Returns an array of ScoredChunkResponse objects ordered by relevance score descending.
score
number
Cosine similarity score (1 - cosine_distance). Higher is more relevant. Range: 0–1 for dense_only; BM25 scores may exceed 1.
id
string
Chunk UUID.
content
string
The text content of the chunk.
chunk_type
string
Content type of the chunk: TEXT, TABLE, IMAGE, HTML, or UNKNOWN.
chunk_metadata
object
Chunk-level metadata object (type-specific fields vary by chunk_type).
path_part_id
string
UUID of the path part node this chunk belongs to.
parent_path_id
string
UUID of the parent path part (typically the document version or section).
prev_sibling_path_id
string | null
UUID of the preceding sibling chunk, or null if this is the first.
next_sibling_path_id
string | null
UUID of the following sibling chunk, or null if this is the last.
materialized_path
string
Full slash-delimited path from the root to this chunk.
num_tokens
integer | null
Token count of the chunk content, if available.
asset_urls
array
Time-limited URLs for downloading visual assets (e.g. images) associated with the chunk. Populated for IMAGE, TABLE, and HTML chunk types.
document
object | null
Populated when with_document=true. Contains the ancestor document’s id, name, document_type, and document_origin.
document_version
object | null
Populated when with_document=true.

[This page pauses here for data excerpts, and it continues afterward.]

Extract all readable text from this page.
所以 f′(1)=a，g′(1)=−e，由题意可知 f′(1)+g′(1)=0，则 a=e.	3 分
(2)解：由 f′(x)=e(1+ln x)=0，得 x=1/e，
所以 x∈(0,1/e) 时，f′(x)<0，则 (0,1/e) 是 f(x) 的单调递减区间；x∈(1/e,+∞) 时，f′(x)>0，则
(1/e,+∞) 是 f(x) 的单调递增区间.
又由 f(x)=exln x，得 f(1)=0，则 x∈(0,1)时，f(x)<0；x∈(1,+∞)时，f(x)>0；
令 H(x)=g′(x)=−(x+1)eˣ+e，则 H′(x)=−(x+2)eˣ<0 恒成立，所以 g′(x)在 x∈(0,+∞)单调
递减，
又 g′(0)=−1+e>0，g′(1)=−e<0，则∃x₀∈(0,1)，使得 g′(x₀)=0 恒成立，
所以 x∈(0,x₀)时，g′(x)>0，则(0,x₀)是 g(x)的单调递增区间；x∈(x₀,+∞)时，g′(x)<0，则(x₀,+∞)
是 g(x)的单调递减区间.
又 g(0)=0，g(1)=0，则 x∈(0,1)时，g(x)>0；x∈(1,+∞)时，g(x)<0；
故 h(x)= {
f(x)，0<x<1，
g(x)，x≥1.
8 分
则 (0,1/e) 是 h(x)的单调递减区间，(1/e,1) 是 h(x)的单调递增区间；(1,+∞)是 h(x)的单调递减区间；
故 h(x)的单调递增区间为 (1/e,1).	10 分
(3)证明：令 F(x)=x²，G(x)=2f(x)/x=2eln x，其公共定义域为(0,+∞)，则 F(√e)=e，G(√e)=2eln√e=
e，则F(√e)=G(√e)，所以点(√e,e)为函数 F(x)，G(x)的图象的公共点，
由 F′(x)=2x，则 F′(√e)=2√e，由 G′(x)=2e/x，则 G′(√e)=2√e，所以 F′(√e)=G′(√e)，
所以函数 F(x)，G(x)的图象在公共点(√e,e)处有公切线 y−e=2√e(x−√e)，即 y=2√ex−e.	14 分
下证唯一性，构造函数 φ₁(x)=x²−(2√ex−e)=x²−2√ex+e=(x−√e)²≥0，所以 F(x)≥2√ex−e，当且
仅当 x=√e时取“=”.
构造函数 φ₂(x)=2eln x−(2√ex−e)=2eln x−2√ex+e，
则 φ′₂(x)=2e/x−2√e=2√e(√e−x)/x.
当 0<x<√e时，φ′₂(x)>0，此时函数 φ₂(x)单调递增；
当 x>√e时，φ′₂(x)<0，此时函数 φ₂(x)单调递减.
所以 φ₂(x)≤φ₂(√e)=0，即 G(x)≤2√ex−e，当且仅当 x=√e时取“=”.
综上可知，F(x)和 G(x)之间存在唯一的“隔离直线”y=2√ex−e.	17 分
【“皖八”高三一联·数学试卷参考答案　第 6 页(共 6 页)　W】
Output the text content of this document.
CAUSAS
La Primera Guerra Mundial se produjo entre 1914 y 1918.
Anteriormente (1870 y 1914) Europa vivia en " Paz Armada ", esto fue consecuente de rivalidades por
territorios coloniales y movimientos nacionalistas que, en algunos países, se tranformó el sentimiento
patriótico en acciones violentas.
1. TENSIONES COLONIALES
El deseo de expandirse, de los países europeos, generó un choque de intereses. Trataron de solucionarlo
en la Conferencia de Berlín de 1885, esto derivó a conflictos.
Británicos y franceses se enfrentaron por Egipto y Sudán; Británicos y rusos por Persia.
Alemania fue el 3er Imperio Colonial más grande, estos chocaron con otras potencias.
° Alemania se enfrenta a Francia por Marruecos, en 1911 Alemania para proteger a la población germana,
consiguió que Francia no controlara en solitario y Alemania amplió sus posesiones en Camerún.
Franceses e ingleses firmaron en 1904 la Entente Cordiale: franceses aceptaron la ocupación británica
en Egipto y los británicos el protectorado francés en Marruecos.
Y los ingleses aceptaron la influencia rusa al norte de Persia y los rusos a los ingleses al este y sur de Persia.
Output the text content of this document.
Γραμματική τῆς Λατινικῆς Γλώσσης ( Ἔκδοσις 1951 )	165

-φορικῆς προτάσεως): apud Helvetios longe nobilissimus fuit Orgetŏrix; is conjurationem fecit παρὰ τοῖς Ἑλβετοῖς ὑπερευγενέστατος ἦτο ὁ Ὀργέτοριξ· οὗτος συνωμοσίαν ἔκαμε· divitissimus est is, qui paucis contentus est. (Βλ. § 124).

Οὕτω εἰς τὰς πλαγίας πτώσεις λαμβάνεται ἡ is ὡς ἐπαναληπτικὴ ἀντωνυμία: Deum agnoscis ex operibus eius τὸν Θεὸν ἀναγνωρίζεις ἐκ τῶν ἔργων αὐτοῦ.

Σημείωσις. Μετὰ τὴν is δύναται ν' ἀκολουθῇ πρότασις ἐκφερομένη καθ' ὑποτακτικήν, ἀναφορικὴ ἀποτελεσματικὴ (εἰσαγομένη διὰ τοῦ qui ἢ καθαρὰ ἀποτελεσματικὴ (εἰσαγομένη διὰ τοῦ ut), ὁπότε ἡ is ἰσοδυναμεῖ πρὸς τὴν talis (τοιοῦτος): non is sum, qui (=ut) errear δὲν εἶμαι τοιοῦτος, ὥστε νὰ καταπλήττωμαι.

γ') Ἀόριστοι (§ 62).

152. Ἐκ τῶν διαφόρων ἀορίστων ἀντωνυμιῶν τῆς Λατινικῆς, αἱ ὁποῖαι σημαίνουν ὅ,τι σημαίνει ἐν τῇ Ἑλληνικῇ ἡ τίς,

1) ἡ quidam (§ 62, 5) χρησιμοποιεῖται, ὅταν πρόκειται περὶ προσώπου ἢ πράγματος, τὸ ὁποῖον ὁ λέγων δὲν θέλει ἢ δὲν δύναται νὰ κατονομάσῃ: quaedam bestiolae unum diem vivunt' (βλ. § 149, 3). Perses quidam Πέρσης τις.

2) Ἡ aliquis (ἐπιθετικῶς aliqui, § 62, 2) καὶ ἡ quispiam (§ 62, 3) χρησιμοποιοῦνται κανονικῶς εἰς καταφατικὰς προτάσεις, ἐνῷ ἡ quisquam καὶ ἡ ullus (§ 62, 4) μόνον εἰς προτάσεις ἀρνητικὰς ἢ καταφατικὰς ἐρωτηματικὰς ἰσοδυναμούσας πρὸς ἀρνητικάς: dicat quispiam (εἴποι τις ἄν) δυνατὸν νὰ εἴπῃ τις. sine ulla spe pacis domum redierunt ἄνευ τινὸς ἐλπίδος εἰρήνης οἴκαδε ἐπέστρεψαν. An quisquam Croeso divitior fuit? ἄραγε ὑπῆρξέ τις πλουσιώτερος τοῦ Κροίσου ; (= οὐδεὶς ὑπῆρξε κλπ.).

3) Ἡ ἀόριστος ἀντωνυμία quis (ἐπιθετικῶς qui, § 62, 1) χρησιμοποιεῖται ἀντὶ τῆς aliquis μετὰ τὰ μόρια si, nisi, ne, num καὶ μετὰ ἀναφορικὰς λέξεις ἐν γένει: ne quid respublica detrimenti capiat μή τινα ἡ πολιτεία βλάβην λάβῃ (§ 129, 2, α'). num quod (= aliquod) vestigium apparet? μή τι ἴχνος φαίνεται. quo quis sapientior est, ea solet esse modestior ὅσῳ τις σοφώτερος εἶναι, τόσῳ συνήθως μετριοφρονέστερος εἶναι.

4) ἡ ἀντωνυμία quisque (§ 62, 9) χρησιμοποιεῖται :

Contains the ancestor version’s id, version number, and name.
created_at
string
ISO 8601 creation timestamp.
updated_at
string
ISO 8601 last-updated timestamp.

Example

curl -X POST https://api-staging.knowledgestack.ai/v1/chunks/search \
  -H "Authorization: Bearer <your-api-key>" \
  -H "Content-Type: application/json" \
  -d '{
    "query": "What is our refund policy for annual subscriptions?",
    "search_type": "dense_only",
    "top_k": 10,
    "score_threshold": 0.4,
    "tag_ids": ["a1b2c3d4-e5f6-7890-abcd-ef1234567890"],
    "active_version_only": true,
    "with_document": true
  }'
Response
[
  {
    "id": "7f3a1b9c-4e2d-4a8f-b6c1-d9e0f1234567",
    "score": 0.87,
    "content": "Annual subscriptions are eligible for a full refund within 30 days of purchase...",
    "chunk_type": "TEXT",
    "chunk_metadata": {},
    "path_part_id": "2c8d5e7f-1a3b-4c6d-9e0f-a1b2c3d4e5f6",
    "parent_path_id": "1a2b3c4d-5e6f-7a8b-9c0d-e1f2a3b4c5d6",
    "prev_sibling_path_id": null,
    "next_sibling_path_id": "8b9c0d1e-2f3a-4b5c-6d7e-8f9a0b1c2d3e",
    "materialized_path": "/shared/policies/refunds/v0/chunk-1",
    "num_tokens": 64,
    "asset_urls": [],
    "document": {
      "id": "d1e2f3a4-b5c6-7d8e-9f0a-1b2c3d4e5f6a",
      "name": "Refund Policy",
      "document_type": "PLAINTEXT",
      "document_origin": "SOURCE"
    },
    "document_version": {
      "id": "e1f2a3b4-c5d6-7e8f-9a0b-1c2d3e4f5a6b",
      "version": 0,
      "name": "v0"
    },
    "system_managed": false,
    "tenant_id": "f1a2b3c4-d5e6-7f8a-9b0c-1d2e3f4a5b6c",
    "created_at": "2025-03-01T10:00:00Z",
    "updated_at": "2025-03-01T10:00:00Z"
  }
]

SearchType

Controls the search algorithm used to find matching chunks.
ValueDescription
dense_onlyDefault. Dense vector (semantic) search using cosine similarity. Best for natural language questions and conceptual queries.
full_textBM25 keyword search. Best for exact term matching, IDs, codes, and structured queries where token overlap matters.
dense_only relies on embeddings and handles paraphrases and synonyms well. Use full_text when your users are searching for specific strings (e.g. contract numbers, product codes).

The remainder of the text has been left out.